La thèse n’est pas à rejeter, selon des chefs locaux.

« Nous avons essayé de suivre le mouvement et dénoncer des personnes apparemment impliquées dans ce réseau. La police, mène parfois des enquêtes mais elle est bloquée à un certain stade. Ce réseau soudoie les policiers qui essayent de suivre le dossier. Et puis, c’est nous qui avons par la suite été intimidés et nous avons eu peur de continuer », témoigne un ancien chef de village à Nduta.

Conséquences

Le calvaire qu’endurent ces filles victimes du « trafic humain dans les camps » est indescriptible.

« Diverses maladies dont le VIH/Sida, des infections vaginales, des grossesses non désirées, tortures sexuelles, la mort, des intimidations,… », une longue et pénible énumération de *Chatal.
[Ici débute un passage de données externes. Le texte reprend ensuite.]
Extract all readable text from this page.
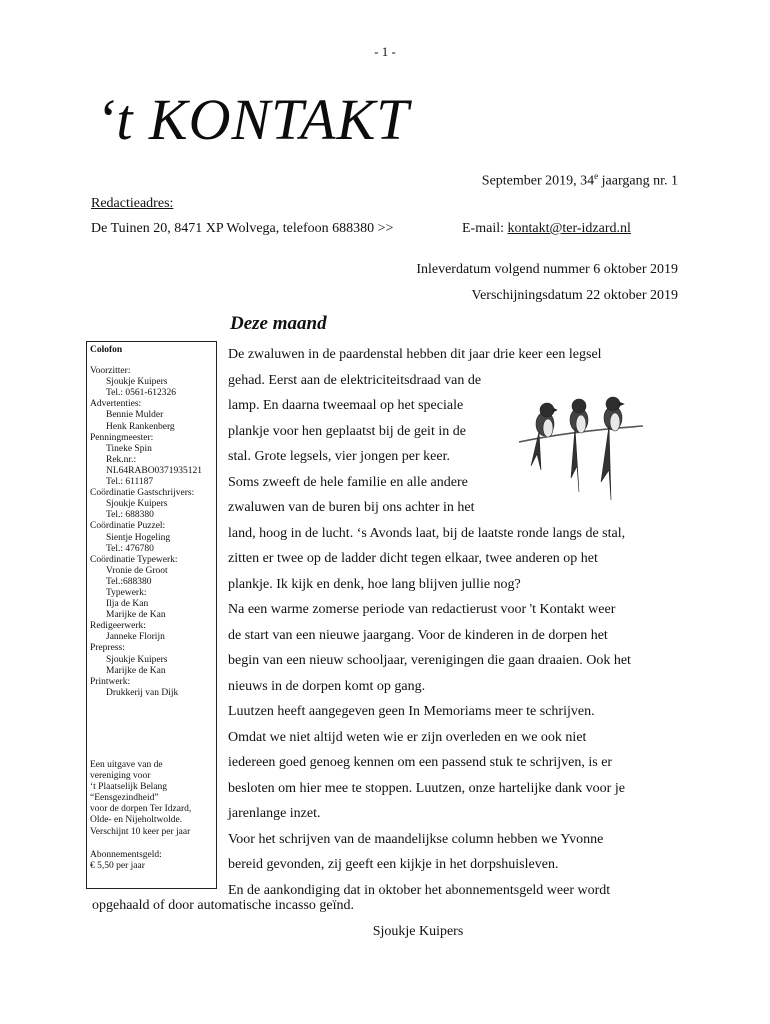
- 1 -
‘t KONTAKT
September 2019, 34e jaargang nr. 1
Redactieadres:
De Tuinen 20, 8471 XP Wolvega, telefoon 688380 >>	E-mail: kontakt@ter-idzard.nl
Inleverdatum volgend nummer 6 oktober 2019
Verschijningsdatum 22 oktober 2019
Deze maand
Colofon
Voorzitter:
Sjoukje Kuipers
Tel.: 0561-612326
Advertenties:
Bennie Mulder
Henk Rankenberg
Penningmeester:
Tineke Spin
Rek.nr.:
NL64RABO0371935121
Tel.: 611187
Coördinatie Gastschrijvers:
Sjoukje Kuipers
Tel.: 688380
Coördinatie Puzzel:
Sientje Hogeling
Tel.: 476780
Coördinatie Typewerk:
Vronie de Groot
Tel.:688380
Typewerk:
Ilja de Kan
Marijke de Kan
Redigeerwerk:
Janneke Florijn
Prepress:
Sjoukje Kuipers
Marijke de Kan
Printwerk:
Drukkerij van Dijk
Een uitgave van de
vereniging voor
‘t Plaatselijk Belang
“Eensgezindheid”
voor de dorpen Ter Idzard,
Olde- en Nijeholtwolde.
Verschijnt 10 keer per jaar
Abonnementsgeld:
€ 5,50 per jaar

De zwaluwen in de paardenstal hebben dit jaar drie keer een legsel

gehad. Eerst aan de elektriciteitsdraad van de

lamp. En daarna tweemaal op het speciale

plankje voor hen geplaatst bij de geit in de

stal. Grote legsels, vier jongen per keer.

Soms zweeft de hele familie en alle andere

zwaluwen van de buren bij ons achter in het

land, hoog in de lucht. ‘s Avonds laat, bij de laatste ronde langs de stal,

zitten er twee op de ladder dicht tegen elkaar, twee anderen op het

plankje. Ik kijk en denk, hoe lang blijven jullie nog?

Na een warme zomerse periode van redactierust voor 't Kontakt weer

de start van een nieuwe jaargang. Voor de kinderen in de dorpen het

begin van een nieuw schooljaar, verenigingen die gaan draaien. Ook het

nieuws in de dorpen komt op gang.

Luutzen heeft aangegeven geen In Memoriams meer te schrijven.

Omdat we niet altijd weten wie er zijn overleden en we ook niet

iedereen goed genoeg kennen om een passend stuk te schrijven, is er

besloten om hier mee te stoppen. Luutzen, onze hartelijke dank voor je

jarenlange inzet.

Voor het schrijven van de maandelijkse column hebben we Yvonne

bereid gevonden, zij geeft een kijkje in het dorpshuisleven.

En de aankondiging dat in oktober het abonnementsgeld weer wordt

opgehaald of door automatische incasso geïnd.
Sjoukje Kuipers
Elle dit avoir été assistée par un pasteur d’une église protestante de Mwanza qui lui a payé le ticket pour retourner au camp.

« J’ai été tirée de l’enfer. Mais il y a des filles qui finissent par s’y accommoder car elles ont à manger, à boire et quelques shillings pour les produits de beauté alors qu’ici au camp elles n’ont rien », raconte-t-elle, avant de dénoncer ce trafic et d’indiquer que ces filles ont besoin d’être secourues.

« Je pourrais témoigner devant les instances habilitées, mais je crains pour ma sécurité », conclut-elle, angoissée.

Le nombre de victimes de ce trafic humain est difficile à connaître, mais des sources dans les camps estiment qu’elles seraient une centaine, précisant que ce mouvement a débuté clandestinement il y a plus de deux ans.

La Tanzanie abrite plus de 126.600 réfugiés burundais.